Peran manusia sebagai abid berarti segala aspek kehidupan seorang hamba Allah haruslah dilandaskan dalam rangka persembahannya kepada Allah untuk mencapai keridhaan-Nya. Selain itu, manusia bertugas sebagai Abdullah yang dapat dikaitkan dengan proses pembuatan manusia yang terdiri atas dua substansi, yaitu  jasad dan roh. Jasad manusia berasal dari alam materi ( saripati yang berasal dari tanah), sehingga eksistensinya harus tunduk dan taat pada sunnatullah.

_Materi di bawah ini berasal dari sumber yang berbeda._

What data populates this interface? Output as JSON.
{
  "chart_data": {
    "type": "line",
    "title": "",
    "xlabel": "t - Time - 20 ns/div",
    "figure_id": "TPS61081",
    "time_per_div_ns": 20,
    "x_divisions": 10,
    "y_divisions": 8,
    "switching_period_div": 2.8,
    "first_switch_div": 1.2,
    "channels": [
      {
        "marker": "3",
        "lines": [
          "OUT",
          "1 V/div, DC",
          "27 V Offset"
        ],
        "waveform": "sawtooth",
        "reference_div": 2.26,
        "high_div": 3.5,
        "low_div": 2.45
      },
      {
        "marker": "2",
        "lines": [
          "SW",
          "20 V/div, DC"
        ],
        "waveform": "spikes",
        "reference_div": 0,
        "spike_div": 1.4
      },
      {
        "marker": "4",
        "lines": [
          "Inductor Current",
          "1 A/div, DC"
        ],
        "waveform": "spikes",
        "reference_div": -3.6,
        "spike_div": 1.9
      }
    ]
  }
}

Sedangkan rohnya seak berada dialam arwah, sudah mengambil kesaksian dihadapan Tuhannya, bahwa manusia bersyahadat kepada Allah dan bersedia patuh pada perintah allah.
وَإِذْ أَخَذَ رَبُّكَ مِنْ بَنِي آَدَمَ مِنْ ظُهُورِهِمْ ذُرِّيَّتَهُمْ وَأَشْهَدَهُمْ عَلَى أَنْفُسِهِمْ أَلَسْتُ بِرَبِّكُمْ قَالُوا بَلَى شَهِدْنَا أَنْ تَقُولُوا يَوْمَ الْقِيَامَةِ إِنَّا كُنَّا عَنْ هَذَا غَافِلِينَ  [الأعراف/172[

Seorang hamba harus bertanggung jawab terhadap dirinya sendiri  dengan cara menjaga kualitas iman dan meningkatkannya karena disebutkan dalam Hadits bahwa keimanan seseorang naik-turun (fluktuatif) kadang bertambah atau malah berkurang.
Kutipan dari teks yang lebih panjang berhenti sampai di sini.